Тема нашего разговора нашла свое продолжение в ближайшие месяцы. Терпение у немецкого народа лопнуло, и воскресным днем 13 августа 1961 года он отгородился от диверсий, шпионажа, контрабанды…

За несколько дней до этого к нам прибыл новый Главнокомандующий Маршал Советского Союза Иван Степанович Конев. Для меня назначение Конева было радостным событием. За период работы в Прикарпатском военном округе мы хорошо оценили этого мужественного, высокотребовательного, заботливого военачальника.
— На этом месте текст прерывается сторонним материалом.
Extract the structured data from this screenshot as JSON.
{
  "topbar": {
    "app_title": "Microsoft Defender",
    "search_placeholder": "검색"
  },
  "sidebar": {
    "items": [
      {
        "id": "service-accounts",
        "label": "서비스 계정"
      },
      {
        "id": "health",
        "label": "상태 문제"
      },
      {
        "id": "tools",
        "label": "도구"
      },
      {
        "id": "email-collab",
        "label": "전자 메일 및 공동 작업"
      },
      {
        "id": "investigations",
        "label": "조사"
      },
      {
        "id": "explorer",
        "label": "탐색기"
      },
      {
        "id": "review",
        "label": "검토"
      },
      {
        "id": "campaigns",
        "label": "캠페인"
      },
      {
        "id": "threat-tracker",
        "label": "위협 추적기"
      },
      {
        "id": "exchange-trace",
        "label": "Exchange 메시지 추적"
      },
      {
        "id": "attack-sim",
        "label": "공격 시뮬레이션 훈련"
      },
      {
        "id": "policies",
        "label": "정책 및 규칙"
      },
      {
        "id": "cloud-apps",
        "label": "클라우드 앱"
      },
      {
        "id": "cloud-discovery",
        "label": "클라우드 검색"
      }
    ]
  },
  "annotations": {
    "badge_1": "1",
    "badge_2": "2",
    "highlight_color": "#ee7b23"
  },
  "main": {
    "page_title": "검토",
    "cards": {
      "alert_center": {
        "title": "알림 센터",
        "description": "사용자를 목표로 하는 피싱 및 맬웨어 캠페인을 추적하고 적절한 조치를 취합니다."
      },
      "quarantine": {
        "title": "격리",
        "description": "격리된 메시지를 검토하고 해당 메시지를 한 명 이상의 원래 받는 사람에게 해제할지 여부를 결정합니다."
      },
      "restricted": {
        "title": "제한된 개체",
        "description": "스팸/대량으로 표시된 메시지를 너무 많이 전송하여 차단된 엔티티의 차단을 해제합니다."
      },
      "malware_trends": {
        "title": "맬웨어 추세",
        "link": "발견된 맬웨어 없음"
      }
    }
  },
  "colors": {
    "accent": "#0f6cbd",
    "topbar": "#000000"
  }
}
С присущей ему энергией Иван Степанович взялся за выполнение многогранной и трудной работы на посту Главнокомандующего ГСВГ. Вскоре последовали мероприятия правительства ГДР, согласованные с правительствами стран Варшавского Договора, по установлению надежной охраны на границах республики и Западного Берлина. В ней приняли участие боевые дружины рабочего класса и воины Национальной народной армии. В течение первых суток решение правительства ГДР было претворено в жизнь. Его от всей души поддерживали все, кому были дороги интересы социалистического государства.

Воины ГСВГ в этот ответственный момент в жизни социалистического государства встали в единый строй ее защитников и не позволили империалистам посягнуть на суверенные права ГДР.

В эти дни в адрес Главнокомандующего Группой Советских войск в Германии Маршала Советского Союза И. С. Конева непрерывным потоком шли письма и телеграммы. К нему обращались рабочие промышленных предприятий, члены сельскохозяйственных кооперативов, представители интеллигенции, бойцы боевых дружин, воины Национальной народной армии Германской Демократической Республики. В своих письмах они говорили о сердечных узах дружбы, связывающих советский и немецкий народы, о полном одобрении заявлений государств — участников Варшавского Договора и мер, предпринятых правительством ГДР по установлению надежной охраны и эффективного контроля на границах республики, включая границу с Западным Берлином, о своей решимости упорным трудом приумножить мощь великого лагеря социализма и добиться прочного мира в Европе.

«Мы знаем, товарищ маршал, — писали работники одного из лейпцигских предприятий по ремонту полиграфического оборудования, — что в годы минувшей войны Советский Союз больше других государств пострадал от германского фашизма и понес огромные жертвы. А ныне Советский Союз под руководством своей славной Коммунистической партии вновь бескорыстно защищает интересы немецкого народа и мир для всего человечества.

Коллектив нашего предприятия целиком и полностью поддерживает заявление наших союзников по Варшавскому Договору».

Это и многие сотни других писем еще раз подтвердили правильность решения, принятого правительством ГДР. Оно отвечало мыслям и чаяниям их трудящихся.

Однако это решение взбесило недобитых фашистов и реваншистов, и они начали разного рода провокации.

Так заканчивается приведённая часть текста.